Introductory texts often give the impression that bacterial DNA lacks organization, basically distributed in the cytoplasm. In fact, however, bacterial DNA is tightly organized in looped domains of the nucleoid. See for example "The bacterial nucleoid: a highly organized and dynamic structure," Thanbichler et al 2005. Furthermore, some bacteria actually contain their DNA within a membrane very much like a "nuclear membrane." Such bacteria include the Planctomycetes, studied by John Fuerst and colleagues. Planctomycetes are commonly found in soil and water, where they have important ecological functions such as association with invertebrates, and the conduct of anaerobic ammonia oxidation (anammox metabolism). Some archaea associated with sponges also appear to possess something like "nuclear" membranes.

TCA cycle: Does succinyl-CoA synthetase use ATP or GTP?

Succinyl-CoA synthetase, also known as succinate thiokinase, is the enzyme of the TCA cycle that interconverts succinyl-CoA with succinate, coupled to formation of a nucleotide triphosphate.
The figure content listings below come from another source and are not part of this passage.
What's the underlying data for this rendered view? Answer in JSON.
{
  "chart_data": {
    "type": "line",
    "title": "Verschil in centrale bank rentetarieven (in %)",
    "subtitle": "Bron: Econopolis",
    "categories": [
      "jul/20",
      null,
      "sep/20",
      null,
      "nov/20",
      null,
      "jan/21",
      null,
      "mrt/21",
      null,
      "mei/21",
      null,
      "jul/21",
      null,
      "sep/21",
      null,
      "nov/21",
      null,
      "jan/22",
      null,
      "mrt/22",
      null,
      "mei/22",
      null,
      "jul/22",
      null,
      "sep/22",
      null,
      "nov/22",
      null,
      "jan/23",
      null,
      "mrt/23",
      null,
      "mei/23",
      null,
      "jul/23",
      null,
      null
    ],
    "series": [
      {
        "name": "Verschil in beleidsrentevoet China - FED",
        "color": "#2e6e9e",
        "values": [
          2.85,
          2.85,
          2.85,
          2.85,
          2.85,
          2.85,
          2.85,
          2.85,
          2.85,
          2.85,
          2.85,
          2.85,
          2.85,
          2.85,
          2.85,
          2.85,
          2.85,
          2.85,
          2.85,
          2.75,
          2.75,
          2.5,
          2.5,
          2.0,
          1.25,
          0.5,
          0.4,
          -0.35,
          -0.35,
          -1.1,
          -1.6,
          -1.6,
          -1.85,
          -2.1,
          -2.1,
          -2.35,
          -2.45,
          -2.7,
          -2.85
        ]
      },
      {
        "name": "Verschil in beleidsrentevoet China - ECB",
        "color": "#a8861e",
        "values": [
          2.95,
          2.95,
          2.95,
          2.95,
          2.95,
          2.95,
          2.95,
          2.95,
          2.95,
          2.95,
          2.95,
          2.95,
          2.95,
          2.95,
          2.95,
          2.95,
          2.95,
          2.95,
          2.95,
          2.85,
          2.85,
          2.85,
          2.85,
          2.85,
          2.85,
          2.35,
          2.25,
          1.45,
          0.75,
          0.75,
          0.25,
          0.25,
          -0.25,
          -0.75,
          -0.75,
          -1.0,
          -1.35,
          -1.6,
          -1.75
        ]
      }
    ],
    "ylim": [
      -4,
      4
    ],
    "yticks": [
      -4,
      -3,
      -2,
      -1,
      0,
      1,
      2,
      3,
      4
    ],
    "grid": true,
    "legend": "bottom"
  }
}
Many textbooks and web sites state that succinyl-CoA synthetase phosphorylates only GDP to GTP. See example.

According to the primary literature, however, ADP phosphorylation predominates in E. coli (Margaret Birney et al, 1996) whereas in Pseudomonas sp., various nucleotide diphosphates are phosphorylated (Vinayak Kapatral et al, 2000). Human mitochondria have two forms of the enzyme, which phosphorylate ATP and GTP respectively (David Lambeth et al, 2004).

Conjugation in bacteria: Do pili mediate DNA transfer?

During bacterial conjugation, the donor and recipient cells are brought together by protein filaments called pili. Since the pili are composed of hollow tubes of protein subunits, like a turret, it was thought for a while that DNA might travel down the hollow tube. The hollow tube theory is still taught; see example.

Actually, DNA is transferred across the bacterial envelope by a protein complex embedded in the membranes. For review of classic experiments, see Brigette Dreiseikelmann, 1994. For a more current review, see Inês Chen et al, 2005.

Fossil record: Do microbes have any?

Admittedly the fossil records of micro-organisms are sparse, and often taxonomically ambiguous. But they're there. In fact, considering that microorganisms were the first organisms to develop on the planet, it should be no surprise that the oldest fossil organisms are actually microbes. The earliest convincing microfossils are of colonial cyanobacteria dated to 2 Gya (two billion years ago). More recent fossils known as stromatolites are also the products of microbes affecting the deposition of sediment clasts and the precipitation of chemical sediments. For a good general discussion of microbial fossils, see Life on a Young Planet: The First Three Billion Years of Evolution on Earth by Andrew H. Knoll.